We going to transform that text to documents in spark-nlp.

In [None]:
document_assembler = DocumentAssembler().setInputCol('ner_chunk').setOutputCol('document')
documents_DF = document_assembler.transform(df_dates)

After that we going to transform that documents to chunks.

In [None]:
from sparknlp.functions import map_annotations_col

chunks_df = map_annotations_col(documents_DF.select("document","ner_chunk"),
                    lambda x: [Annotation('chunk', a.begin, a.end, a.result, a.metadata, a.embeddings) for a in x], "document",
                    "chunk_date", "chunk")

In [None]:
chunks_df.select('chunk_date').show(truncate=False)

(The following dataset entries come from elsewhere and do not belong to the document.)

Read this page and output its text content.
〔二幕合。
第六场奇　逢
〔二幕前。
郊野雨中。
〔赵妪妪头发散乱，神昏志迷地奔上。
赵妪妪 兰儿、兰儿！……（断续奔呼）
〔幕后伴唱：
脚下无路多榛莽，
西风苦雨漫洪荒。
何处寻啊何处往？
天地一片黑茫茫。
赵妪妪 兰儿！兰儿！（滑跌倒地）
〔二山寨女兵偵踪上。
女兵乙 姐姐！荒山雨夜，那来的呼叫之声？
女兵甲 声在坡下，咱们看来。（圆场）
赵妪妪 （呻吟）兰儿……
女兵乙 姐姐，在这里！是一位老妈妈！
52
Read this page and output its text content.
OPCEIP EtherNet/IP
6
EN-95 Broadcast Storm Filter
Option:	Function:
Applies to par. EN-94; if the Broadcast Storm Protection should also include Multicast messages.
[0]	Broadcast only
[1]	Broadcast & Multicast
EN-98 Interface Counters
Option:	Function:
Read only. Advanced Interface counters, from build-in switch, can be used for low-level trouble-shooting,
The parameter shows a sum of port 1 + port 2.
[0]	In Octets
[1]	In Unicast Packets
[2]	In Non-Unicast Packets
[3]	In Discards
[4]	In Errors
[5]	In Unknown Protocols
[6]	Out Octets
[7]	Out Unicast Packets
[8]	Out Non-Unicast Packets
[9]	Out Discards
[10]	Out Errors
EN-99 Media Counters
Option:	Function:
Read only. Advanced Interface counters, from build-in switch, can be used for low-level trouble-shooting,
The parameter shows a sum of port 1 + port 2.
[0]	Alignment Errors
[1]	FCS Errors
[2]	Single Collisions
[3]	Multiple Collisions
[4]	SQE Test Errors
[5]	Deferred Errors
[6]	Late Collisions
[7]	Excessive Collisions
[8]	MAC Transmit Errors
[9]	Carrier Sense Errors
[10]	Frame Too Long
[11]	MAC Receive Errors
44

+---------------------------------------------------+
|chunk_date                                         |
+---------------------------------------------------+
|[{chunk, 0, 9, 08/02/2018, {sentence -> 0}, []}]   |
|[{chunk, 0, 6, 11/2018, {sentence -> 0}, []}]      |
|[{chunk, 0, 9, 11/01/2018, {sentence -> 0}, []}]   |
|[{chunk, 0, 8, 12Mar2021, {sentence -> 0}, []}]    |
|[{chunk, 0, 11, Jan 30, 2018, {sentence -> 0}, []}]|
|[{chunk, 0, 9, 13.04.1999, {sentence -> 0}, []}]   |
|[{chunk, 0, 10, 3April 2020, {sentence -> 0}, []}] |
|[{chunk, 0, 10, next monday, {sentence -> 0}, []}] |
|[{chunk, 0, 4, today, {sentence -> 0}, []}]        |
|[{chunk, 0, 8, next week, {sentence -> 0}, []}]    |
+---------------------------------------------------+



Now we going to normalize that chunks using the DateNormalizer.

In [None]:
date_normalizer = DateNormalizer().setInputCols('chunk_date').setOutputCol('date')


In [None]:
date_normaliced_df = date_normalizer.transform(chunks_df)

We going to show how the date is normalized.

In [None]:
dateNormalizedClean = date_normaliced_df.selectExpr("ner_chunk","date.result as dateresult","date.metadata as metadata")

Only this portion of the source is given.